Image: Creative Commons

NFU President Minette Batters says she is looking forward to working with newly appointed Defra secretary Steve Barclay to secure a positive future for the food and farming sector.

Her comment came after the announcement yesterday (13 November) that Thérèse Coffey had quit the role amid a broader Cabinet reshuffle, and that Prime Minister Rishi Sunak had appointed Steve Barclay to fill the position.

In a statement, Batters said: “I’d like to thank Thérèse Coffey for her work as Defra Secretary of State over the past year. It is a challenging time for many farmers and growers, and I look forward to working with Steve Barclay to help secure a positive future for British food and farming.”

Barclay, the MP for North East Cambridgeshire, has served in Cabinet since 2018, and prior to the reshuffle held the role of Secretary of State for Health and Social Care. His previous government positions include Brexit Secretary and Chief Secretary to the Treasury.

Brought up in Lancashire, Barclay is a solicitor by trade whose early career was in finance.

Coffey, appointed as Defra secretary in October 2022, resigned yesterday telling Sunak: “Now is the right time to step back from government.”

Reflecting on her tenure as Defra chief, Coffey highlighted her efforts in listening to farmers and her commitment to turning “ambition into action”, particularly in ensuring a sustainable farming and food sector for the UK’s long-term food security.

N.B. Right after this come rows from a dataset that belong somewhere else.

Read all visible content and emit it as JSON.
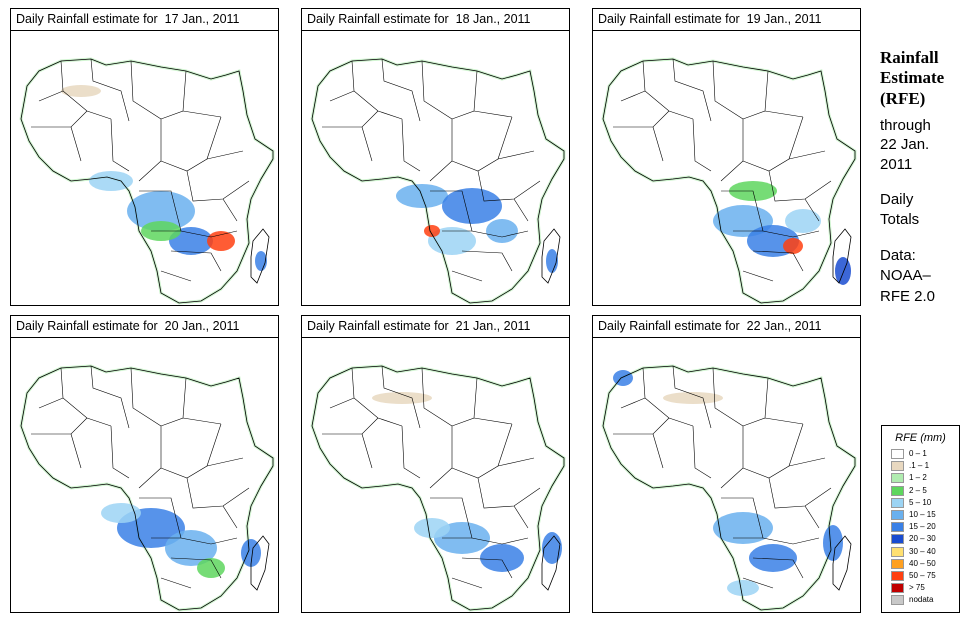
{
  "panels": [
    {
      "title": "Daily Rainfall estimate for  17 Jan., 2011"
    },
    {
      "title": "Daily Rainfall estimate for  18 Jan., 2011"
    },
    {
      "title": "Daily Rainfall estimate for  19 Jan., 2011"
    },
    {
      "title": "Daily Rainfall estimate for  20 Jan., 2011"
    },
    {
      "title": "Daily Rainfall estimate for  21 Jan., 2011"
    },
    {
      "title": "Daily Rainfall estimate for  22 Jan., 2011"
    }
  ],
  "sidebar": {
    "title_line1": "Rainfall",
    "title_line2": "Estimate",
    "title_line3": "(RFE)",
    "through": "through",
    "date_line1": "22 Jan.",
    "date_line2": "2011",
    "daily_line1": "Daily",
    "daily_line2": "Totals",
    "data_label": "Data:",
    "source_line1": "NOAA–",
    "source_line2": "RFE 2.0"
  },
  "legend": {
    "title": "RFE (mm)",
    "items": [
      {
        "label": "0 – 1",
        "color": "#ffffff"
      },
      {
        "label": ".1 – 1",
        "color": "#e8d8c0"
      },
      {
        "label": "1 – 2",
        "color": "#b0ecb0"
      },
      {
        "label": "2 – 5",
        "color": "#5ed65e"
      },
      {
        "label": "5 – 10",
        "color": "#9cd4f4"
      },
      {
        "label": "10 – 15",
        "color": "#6ab0ee"
      },
      {
        "label": "15 – 20",
        "color": "#3a80e6"
      },
      {
        "label": "20 – 30",
        "color": "#1a4cd0"
      },
      {
        "label": "30 – 40",
        "color": "#ffe070"
      },
      {
        "label": "40 – 50",
        "color": "#ffa020"
      },
      {
        "label": "50 – 75",
        "color": "#ff4010"
      },
      {
        "label": "> 75",
        "color": "#c00000"
      },
      {
        "label": "nodata",
        "color": "#c8c8c8"
      }
    ]
  }
}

Prime Minister Rishi Sunak expressed his gratitude to Coffey for her years of dedicated ministerial service.

Coffey’s year as Defra chief included a very public clash with farmers at the NFU Conference in February over her refusal to accept that the UK faced a food supply crisis.

Speaking yesterday to the Fresh Produce Consortium about Coffey’s tenure, Lee Stiles, secretary of the Lea Valley Regional Growers, criticised her lack of interest in growers’ concerns like energy prices, and the decline in UK vegetable production.

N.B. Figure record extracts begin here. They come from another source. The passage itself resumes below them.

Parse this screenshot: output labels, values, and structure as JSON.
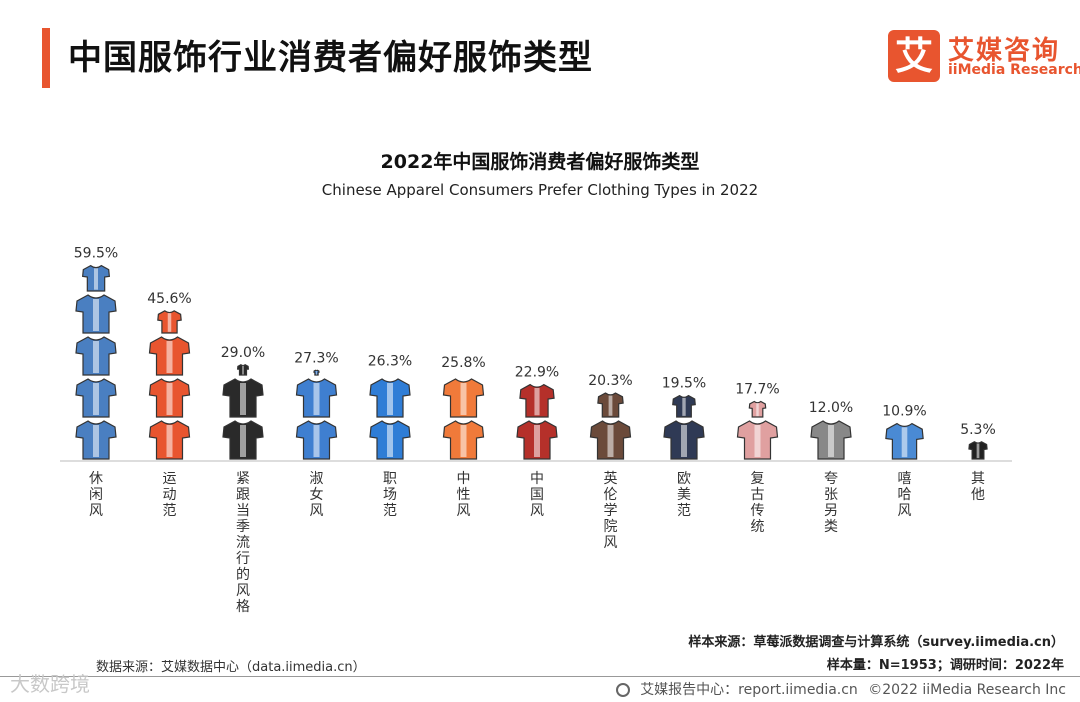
{
  "page_title": "中国服饰行业消费者偏好服饰类型",
  "logo": {
    "mark": "艾",
    "name_cn": "艾媒咨询",
    "name_en": "iiMedia Research"
  },
  "colors": {
    "accent": "#e8552f",
    "axis": "#bbbbbb"
  },
  "chart_data": {
    "type": "bar",
    "title": "2022年中国服饰消费者偏好服饰类型",
    "subtitle": "Chinese Apparel Consumers Prefer Clothing Types in 2022",
    "categories": [
      "休闲风",
      "运动范",
      "紧跟当季流行的风格",
      "淑女风",
      "职场范",
      "中性风",
      "中国风",
      "英伦学院风",
      "欧美范",
      "复古传统",
      "夸张另类",
      "嘻哈风",
      "其他"
    ],
    "values": [
      59.5,
      45.6,
      29.0,
      27.3,
      26.3,
      25.8,
      22.9,
      20.3,
      19.5,
      17.7,
      12.0,
      10.9,
      5.3
    ],
    "value_labels": [
      "59.5%",
      "45.6%",
      "29.0%",
      "27.3%",
      "26.3%",
      "25.8%",
      "22.9%",
      "20.3%",
      "19.5%",
      "17.7%",
      "12.0%",
      "10.9%",
      "5.3%"
    ],
    "icons": [
      "shirt-blue-icon",
      "jersey-orange-icon",
      "suit-black-icon",
      "dress-blue-icon",
      "polo-blue-icon",
      "tshirt-orange-icon",
      "qipao-red-icon",
      "coat-brown-icon",
      "jacket-navy-icon",
      "tangsuit-pink-icon",
      "tshirt-dog-icon",
      "tshirt-stripe-icon",
      "shirt-black-icon"
    ],
    "icon_colors": [
      "#4a7fc1",
      "#e8552f",
      "#2a2a2a",
      "#3f7fd0",
      "#2f7dd6",
      "#f07a3a",
      "#b5302a",
      "#6b4a3a",
      "#2f3a55",
      "#e0a0a0",
      "#888888",
      "#4a8ad4",
      "#222222"
    ],
    "ylim": [
      0,
      60
    ],
    "grid": false
  },
  "footer": {
    "data_source": "数据来源：艾媒数据中心（data.iimedia.cn）",
    "sample_source": "样本来源：草莓派数据调查与计算系统（survey.iimedia.cn）",
    "sample_size": "样本量：N=1953；调研时间：2022年"
  },
  "bottom": {
    "report_center": "艾媒报告中心：report.iimedia.cn",
    "copyright": "©2022  iiMedia Research  Inc",
    "watermark": "大数跨境"
  }
}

The Country Land and Business Association (CLA), meanwhile, welcomed Barclay to his new role at this ”crucial time” for farming and the rural economy.

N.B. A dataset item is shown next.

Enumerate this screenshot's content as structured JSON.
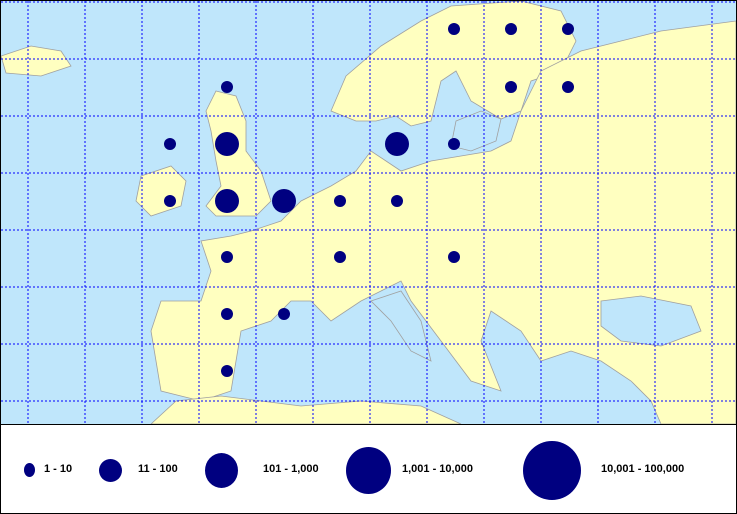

CLA president Victoria Vyvyan said: “It is vital Mr Barclay hits the ground running. Environmental Land Management schemes are being rolled out, BPS is being cut, rural communities are being hit hard by the cost of living crisis, and persistently low economic productivity is hampering our businesses and workers.

“Farmers, landowners and rural businesses are dynamic and forward-thinking, helping to feed the nation, create jobs, build homes, fight climate change and look after the environment. With the right support and ambition the full potential of the countryside can be unlocked.

“With a general election expected next year, politicians of all colours must grasp that rural voters cannot be taken for granted and votes are up for grabs for those with a robust and ambitious plan for the countryside.”